What kind of symptoms are you having? If you're having dysautonomia symptoms and your doctor is refusing to give you a referral to a doctor to get tested, it sounds like it may be time to seek a second opinion. (I won't even bother stating my opinion on your doc's comment regarding patients educating themselves about medical conditions. What's that saying? If you don't have anything nice to say, ...) :-D
As I think has been covered amply above, Cleveland has two hospitals with full autonomic testing facilities, so you're in the right city! Halbashes gave you the link to the page with their contact information.

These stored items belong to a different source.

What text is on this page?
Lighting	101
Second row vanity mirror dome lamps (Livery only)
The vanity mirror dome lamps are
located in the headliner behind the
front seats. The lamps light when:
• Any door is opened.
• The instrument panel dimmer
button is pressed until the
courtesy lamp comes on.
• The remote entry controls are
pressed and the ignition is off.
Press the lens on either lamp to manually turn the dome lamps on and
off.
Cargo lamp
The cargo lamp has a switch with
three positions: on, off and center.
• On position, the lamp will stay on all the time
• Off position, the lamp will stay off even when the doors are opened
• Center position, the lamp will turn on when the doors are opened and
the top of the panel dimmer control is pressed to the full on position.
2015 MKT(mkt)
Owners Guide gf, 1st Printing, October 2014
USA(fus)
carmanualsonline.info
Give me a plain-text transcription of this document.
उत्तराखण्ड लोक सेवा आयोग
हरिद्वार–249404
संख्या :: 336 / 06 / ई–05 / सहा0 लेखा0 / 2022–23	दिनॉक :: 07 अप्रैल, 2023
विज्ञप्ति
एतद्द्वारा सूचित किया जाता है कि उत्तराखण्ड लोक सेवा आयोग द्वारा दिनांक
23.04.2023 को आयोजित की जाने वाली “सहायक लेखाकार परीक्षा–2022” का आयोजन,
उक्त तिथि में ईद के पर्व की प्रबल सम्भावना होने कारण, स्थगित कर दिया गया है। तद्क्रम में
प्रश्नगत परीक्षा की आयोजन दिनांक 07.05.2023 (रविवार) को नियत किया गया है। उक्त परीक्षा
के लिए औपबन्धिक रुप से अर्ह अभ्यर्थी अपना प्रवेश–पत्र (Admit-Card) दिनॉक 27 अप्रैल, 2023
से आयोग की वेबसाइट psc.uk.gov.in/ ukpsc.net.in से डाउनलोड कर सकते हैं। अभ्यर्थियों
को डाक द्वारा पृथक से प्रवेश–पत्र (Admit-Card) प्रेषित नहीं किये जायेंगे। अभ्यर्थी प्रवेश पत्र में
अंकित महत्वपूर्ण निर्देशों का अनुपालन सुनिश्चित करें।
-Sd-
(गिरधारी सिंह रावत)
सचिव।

I asked my doctor about dysautonomia and MVP syndrome. He said I have the symptoms that goes with MVP and most of it is anxiety. So, if this Zoloft doesn't start kickin in soon, I'm going to "self-refer" myself to the Neurologist someone recommended with Case Western University Hospitals. I may have some luck with my neuro opthomolgist who could refer me to a regular Neurologist. Thanks for all your help!